Inequalities

An inequality states that one expression is greater than or less than another. Inequalities arise naturally when finding the domain and range of functions, and are closely related to quadratic functions through their graphical interpretation.

Inequality Rules

Basic Properties

Let $a$, $b$, and $c$ be real numbers. The following properties hold for inequalities:

Addition property:

$$a > b \implies a + c > b + c$$

Adding the same quantity to both sides preserves the inequality.

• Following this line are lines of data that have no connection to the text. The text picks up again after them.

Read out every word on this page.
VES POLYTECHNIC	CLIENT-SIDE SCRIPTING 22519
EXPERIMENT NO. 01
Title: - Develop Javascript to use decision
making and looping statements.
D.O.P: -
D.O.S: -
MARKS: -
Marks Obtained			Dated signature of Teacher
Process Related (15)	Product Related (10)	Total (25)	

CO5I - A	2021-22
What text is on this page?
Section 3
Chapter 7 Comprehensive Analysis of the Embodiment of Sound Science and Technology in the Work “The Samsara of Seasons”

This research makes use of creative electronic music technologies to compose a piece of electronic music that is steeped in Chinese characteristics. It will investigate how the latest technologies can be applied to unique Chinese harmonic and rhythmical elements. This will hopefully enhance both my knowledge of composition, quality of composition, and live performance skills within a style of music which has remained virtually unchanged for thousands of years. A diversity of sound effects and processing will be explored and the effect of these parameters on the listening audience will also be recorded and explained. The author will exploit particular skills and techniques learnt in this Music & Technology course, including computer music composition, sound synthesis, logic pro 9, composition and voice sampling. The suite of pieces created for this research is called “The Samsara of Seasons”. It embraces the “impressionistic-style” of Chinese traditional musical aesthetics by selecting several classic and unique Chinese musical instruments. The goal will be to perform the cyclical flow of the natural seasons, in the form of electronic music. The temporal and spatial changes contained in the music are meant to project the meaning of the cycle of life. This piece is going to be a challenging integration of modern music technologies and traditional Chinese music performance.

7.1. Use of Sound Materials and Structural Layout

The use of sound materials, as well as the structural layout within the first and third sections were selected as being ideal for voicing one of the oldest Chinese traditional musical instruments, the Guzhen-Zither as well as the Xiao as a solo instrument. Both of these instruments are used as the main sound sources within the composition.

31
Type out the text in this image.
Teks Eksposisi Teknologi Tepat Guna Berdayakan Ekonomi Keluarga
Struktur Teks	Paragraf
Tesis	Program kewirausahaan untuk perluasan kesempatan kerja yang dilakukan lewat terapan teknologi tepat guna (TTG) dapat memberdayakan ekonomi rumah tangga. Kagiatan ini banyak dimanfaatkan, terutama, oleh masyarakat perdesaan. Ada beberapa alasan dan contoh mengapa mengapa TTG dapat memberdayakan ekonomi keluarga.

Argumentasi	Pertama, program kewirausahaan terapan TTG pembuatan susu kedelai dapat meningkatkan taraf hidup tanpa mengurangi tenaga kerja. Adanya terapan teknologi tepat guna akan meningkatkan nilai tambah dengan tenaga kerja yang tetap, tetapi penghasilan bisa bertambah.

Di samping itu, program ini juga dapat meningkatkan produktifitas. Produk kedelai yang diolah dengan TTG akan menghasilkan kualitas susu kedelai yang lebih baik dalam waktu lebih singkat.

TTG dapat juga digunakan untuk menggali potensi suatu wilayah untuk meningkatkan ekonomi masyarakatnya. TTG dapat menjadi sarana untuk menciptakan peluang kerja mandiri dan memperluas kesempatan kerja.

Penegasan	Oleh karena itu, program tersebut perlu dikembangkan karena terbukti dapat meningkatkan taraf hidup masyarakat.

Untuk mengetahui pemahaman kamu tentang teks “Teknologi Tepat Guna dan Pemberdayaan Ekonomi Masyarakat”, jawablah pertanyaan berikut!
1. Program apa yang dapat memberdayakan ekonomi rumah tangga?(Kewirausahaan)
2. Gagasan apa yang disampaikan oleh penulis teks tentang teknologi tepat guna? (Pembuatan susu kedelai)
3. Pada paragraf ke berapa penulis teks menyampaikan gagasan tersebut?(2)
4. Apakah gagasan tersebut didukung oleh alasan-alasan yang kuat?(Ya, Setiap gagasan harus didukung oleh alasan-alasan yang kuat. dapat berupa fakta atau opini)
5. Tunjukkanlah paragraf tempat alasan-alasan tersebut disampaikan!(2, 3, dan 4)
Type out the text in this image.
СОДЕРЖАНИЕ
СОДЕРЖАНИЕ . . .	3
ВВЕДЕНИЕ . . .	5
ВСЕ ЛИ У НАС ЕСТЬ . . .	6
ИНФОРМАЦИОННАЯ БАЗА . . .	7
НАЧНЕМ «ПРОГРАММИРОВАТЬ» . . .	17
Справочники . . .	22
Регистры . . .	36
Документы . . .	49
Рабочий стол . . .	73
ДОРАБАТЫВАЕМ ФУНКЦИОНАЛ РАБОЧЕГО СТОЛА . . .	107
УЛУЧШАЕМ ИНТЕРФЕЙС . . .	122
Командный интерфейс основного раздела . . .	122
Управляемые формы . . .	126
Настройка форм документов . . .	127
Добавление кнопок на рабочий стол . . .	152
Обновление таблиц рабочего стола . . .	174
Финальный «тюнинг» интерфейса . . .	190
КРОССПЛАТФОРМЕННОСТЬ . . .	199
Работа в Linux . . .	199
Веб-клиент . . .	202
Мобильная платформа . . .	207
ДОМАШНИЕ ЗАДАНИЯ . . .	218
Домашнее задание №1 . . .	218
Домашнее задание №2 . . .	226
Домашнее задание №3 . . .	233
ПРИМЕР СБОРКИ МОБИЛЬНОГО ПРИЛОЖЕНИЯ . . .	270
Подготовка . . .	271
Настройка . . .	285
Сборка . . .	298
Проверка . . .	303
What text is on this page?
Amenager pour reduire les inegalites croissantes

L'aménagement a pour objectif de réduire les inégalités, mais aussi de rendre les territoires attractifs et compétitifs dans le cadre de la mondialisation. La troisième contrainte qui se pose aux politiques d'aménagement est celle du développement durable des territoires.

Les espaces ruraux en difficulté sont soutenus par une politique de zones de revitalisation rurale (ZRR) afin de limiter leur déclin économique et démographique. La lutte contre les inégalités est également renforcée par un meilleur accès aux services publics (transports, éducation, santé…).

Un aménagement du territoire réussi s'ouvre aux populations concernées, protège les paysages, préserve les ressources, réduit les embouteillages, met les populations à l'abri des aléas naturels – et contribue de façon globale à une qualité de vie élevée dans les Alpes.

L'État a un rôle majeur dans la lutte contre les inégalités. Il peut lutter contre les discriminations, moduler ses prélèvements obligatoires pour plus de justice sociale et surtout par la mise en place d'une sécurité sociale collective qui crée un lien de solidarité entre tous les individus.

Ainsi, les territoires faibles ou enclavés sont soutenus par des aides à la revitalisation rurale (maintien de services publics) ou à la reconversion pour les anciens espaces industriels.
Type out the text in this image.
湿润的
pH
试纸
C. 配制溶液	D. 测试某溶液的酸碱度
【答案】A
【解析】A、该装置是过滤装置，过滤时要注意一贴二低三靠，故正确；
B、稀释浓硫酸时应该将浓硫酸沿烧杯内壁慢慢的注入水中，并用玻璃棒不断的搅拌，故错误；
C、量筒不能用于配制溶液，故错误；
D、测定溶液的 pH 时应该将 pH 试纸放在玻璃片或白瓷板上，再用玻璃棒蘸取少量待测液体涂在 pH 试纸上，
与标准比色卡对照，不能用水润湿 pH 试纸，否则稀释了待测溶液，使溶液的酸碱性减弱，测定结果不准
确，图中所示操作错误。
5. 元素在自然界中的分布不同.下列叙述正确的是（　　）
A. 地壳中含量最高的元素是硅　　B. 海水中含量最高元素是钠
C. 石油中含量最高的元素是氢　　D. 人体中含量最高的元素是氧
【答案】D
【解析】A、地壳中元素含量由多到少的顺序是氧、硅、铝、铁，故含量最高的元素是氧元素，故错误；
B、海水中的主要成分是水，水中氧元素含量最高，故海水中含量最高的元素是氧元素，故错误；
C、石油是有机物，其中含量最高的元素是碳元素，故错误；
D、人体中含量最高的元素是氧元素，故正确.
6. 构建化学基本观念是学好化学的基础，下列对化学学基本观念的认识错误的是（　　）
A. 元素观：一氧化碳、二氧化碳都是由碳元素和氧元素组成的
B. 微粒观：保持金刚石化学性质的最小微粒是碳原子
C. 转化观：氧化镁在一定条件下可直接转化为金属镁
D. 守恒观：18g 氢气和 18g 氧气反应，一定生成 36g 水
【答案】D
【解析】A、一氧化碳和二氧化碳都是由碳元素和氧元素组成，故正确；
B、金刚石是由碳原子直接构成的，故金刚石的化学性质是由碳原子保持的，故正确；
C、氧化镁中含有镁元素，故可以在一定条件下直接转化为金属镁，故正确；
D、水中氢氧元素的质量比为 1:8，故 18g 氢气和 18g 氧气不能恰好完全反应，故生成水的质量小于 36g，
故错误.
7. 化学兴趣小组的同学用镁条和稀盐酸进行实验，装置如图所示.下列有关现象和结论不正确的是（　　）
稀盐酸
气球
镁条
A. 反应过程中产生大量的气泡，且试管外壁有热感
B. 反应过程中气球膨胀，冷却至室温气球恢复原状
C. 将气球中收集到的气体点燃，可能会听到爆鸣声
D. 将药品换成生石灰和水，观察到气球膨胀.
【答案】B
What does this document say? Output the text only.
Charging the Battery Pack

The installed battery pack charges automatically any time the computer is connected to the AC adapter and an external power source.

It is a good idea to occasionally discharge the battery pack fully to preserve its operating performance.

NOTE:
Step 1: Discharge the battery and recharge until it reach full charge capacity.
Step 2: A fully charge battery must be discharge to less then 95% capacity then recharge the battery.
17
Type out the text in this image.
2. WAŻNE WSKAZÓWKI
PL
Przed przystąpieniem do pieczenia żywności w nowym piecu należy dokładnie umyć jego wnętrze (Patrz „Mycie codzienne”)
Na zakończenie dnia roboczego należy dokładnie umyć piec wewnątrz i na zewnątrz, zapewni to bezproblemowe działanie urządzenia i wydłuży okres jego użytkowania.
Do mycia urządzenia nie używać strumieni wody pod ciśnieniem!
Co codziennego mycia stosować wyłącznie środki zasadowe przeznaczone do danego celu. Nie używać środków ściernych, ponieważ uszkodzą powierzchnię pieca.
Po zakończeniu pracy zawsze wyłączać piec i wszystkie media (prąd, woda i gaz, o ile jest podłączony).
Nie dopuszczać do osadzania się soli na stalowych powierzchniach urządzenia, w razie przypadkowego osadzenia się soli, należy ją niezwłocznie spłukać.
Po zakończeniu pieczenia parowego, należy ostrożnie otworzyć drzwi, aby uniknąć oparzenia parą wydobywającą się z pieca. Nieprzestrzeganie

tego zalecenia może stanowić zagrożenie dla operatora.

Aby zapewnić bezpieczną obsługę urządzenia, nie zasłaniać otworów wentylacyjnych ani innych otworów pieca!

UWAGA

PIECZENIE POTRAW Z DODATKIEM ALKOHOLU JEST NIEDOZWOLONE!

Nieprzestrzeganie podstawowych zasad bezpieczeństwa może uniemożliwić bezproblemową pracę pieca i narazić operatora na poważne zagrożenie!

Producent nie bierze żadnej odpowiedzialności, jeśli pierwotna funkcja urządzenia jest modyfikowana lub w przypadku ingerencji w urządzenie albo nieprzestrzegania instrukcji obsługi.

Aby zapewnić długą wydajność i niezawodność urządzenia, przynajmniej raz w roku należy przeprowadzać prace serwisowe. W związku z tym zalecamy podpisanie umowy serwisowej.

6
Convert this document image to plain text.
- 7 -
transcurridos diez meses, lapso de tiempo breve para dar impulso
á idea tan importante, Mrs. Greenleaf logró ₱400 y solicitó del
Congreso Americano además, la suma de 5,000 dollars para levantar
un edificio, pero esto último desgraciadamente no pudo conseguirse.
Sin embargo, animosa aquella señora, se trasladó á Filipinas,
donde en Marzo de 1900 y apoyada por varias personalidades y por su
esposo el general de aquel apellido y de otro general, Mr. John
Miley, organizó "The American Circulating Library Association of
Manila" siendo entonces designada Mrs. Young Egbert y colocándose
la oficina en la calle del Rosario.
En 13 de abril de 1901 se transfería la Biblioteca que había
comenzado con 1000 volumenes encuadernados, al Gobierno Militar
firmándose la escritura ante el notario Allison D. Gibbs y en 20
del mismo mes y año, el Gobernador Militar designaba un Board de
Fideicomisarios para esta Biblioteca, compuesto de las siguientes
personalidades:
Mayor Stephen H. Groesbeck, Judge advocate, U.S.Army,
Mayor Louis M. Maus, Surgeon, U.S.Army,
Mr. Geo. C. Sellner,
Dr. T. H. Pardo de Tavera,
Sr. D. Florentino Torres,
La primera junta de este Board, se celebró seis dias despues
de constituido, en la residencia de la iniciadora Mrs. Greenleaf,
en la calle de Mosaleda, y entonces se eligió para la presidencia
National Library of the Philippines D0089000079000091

Multiplication by a positive number:

$$a > b,\; c > 0 \implies ac > bc$$

Multiplication by a negative number (reversal):

$$a > b,\; c < 0 \implies ac < bc$$

This is the most important rule to remember: multiplying or dividing both sides by a negative number reverses the inequality sign.

Transitivity

$$a > b \mathrm{ and } b > c \implies a > c$$

Other Properties

• If $a > b > 0$, then $a^2 > b^2$ and $\dfrac{1}{a} < \dfrac{1}{b}$.
• If $a > b$ and $c > d$, then $a + c > b + d$.
• If $a > b > 0$ and $c > d > 0$, then $ac > bd$.

Examples

• $3 > 1 \implies 3 + 5 > 1 + 5$, i.e., $8 > 6$.
• $4 > 2$ and $3 > 0 \implies 4 \times 3 > 2 \times 3$, i.e., $12 > 6$.
• $5 > 2$ and $-3 < 0 \implies 5 \times (-3) < 2 \times (-3)$, i.e., $-15 < -6$.
• $7 > 5 > 2 \implies 7 > 2$ (transitivity).
• $3 > 2 > 0 \implies 9 > 4$ and $\dfrac{1}{3} < \dfrac{1}{2}$.

Linear Inequalities

Solving Linear Inequalities

A linear inequality has the form $ax + b > c$ or $ax + b < c$, where $a \neq 0$. The solution procedure mirrors that of linear equations, with one critical exception: when multiplying or dividing by a negative number, the inequality sign must be reversed.

General method:

1. Collect like terms on each side.
2. Isolate the variable by performing the same operation on both sides.
3. Reverse the inequality sign if multiplying or dividing by a negative number.

Number Line Representation

The solution of a linear inequality in one variable is an interval, which can be represented on a number line:

• An open circle ($\circ$) indicates a strict inequality ($<$ or $>$).
• A closed circle ($\bullet$) indicates an inclusive inequality ($\leq$ or $\geq$).

Examples

• Solve $3x - 7 > 5$:

$$3x > 12 \implies x > 4$$

The solution set is $(4, \infty)$.

• Solve $2x + 3 \leq x - 4$:

$$2x - x \leq -4 - 3 \implies x \leq -7$$

The solution set is $(-\infty, -7]$.

• Solve $-2x + 6 < 10$:

$$-2x < 4 \implies x > -2$$

Note the reversal of the inequality sign when dividing by $-2$. The solution set is $(-2, \infty)$.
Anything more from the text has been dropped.